The Australian Competition and Consumer Commission found that the exact same game with new textures and a single new mode could, under certain generous circumstances up to and including “desperation”, be considered a new game.
The news means that rugby fans are now free to purchase the game, despite the fact that they already own it with the number ‘2’ on the cover instead.
“If we don’t buy every single rugby game — League or Union — at whatever price they charge, they might stop making them,” explained Granthle Burstap, a rugby fan from Noosa Heads in Queensland.
“I’d rather have a bad game that I paid $100 for than be forced to learn how that bloody euro game works, you know?”

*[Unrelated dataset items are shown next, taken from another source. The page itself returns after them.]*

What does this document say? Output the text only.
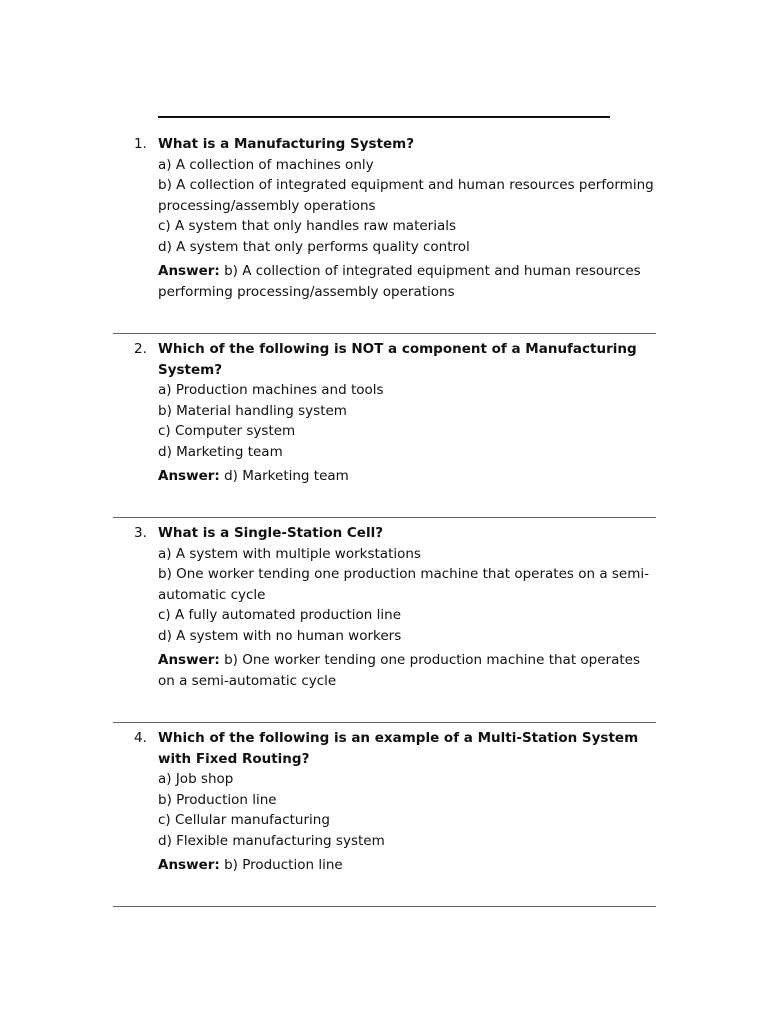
1. What is a Manufacturing System?

a) A collection of machines only

b) A collection of integrated equipment and human resources performing processing/assembly operations

c) A system that only handles raw materials

d) A system that only performs quality control

Answer: b) A collection of integrated equipment and human resources performing processing/assembly operations

2. Which of the following is NOT a component of a Manufacturing System?

a) Production machines and tools

b) Material handling system

c) Computer system

d) Marketing team

Answer: d) Marketing team

3. What is a Single-Station Cell?

a) A system with multiple workstations

b) One worker tending one production machine that operates on a semi-automatic cycle

c) A fully automated production line

d) A system with no human workers

Answer: b) One worker tending one production machine that operates on a semi-automatic cycle

4. Which of the following is an example of a Multi-Station System with Fixed Routing?

a) Job shop

b) Production line

c) Cellular manufacturing

d) Flexible manufacturing system

Answer: b) Production line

Leaked documents from Tru Blue Entertainment show that they are considering a new strategy moving forward: planning to call their next release Rugby Challenge 3 again and just do away with the pretense.
“People will appreciate that we’re being honest and up-front with them by not just half-heartedly making changes just to justify adding 1 to the title,” reads the memorandum.
“We’ll still charge $100 for it though. Rugby fans will buy anything.”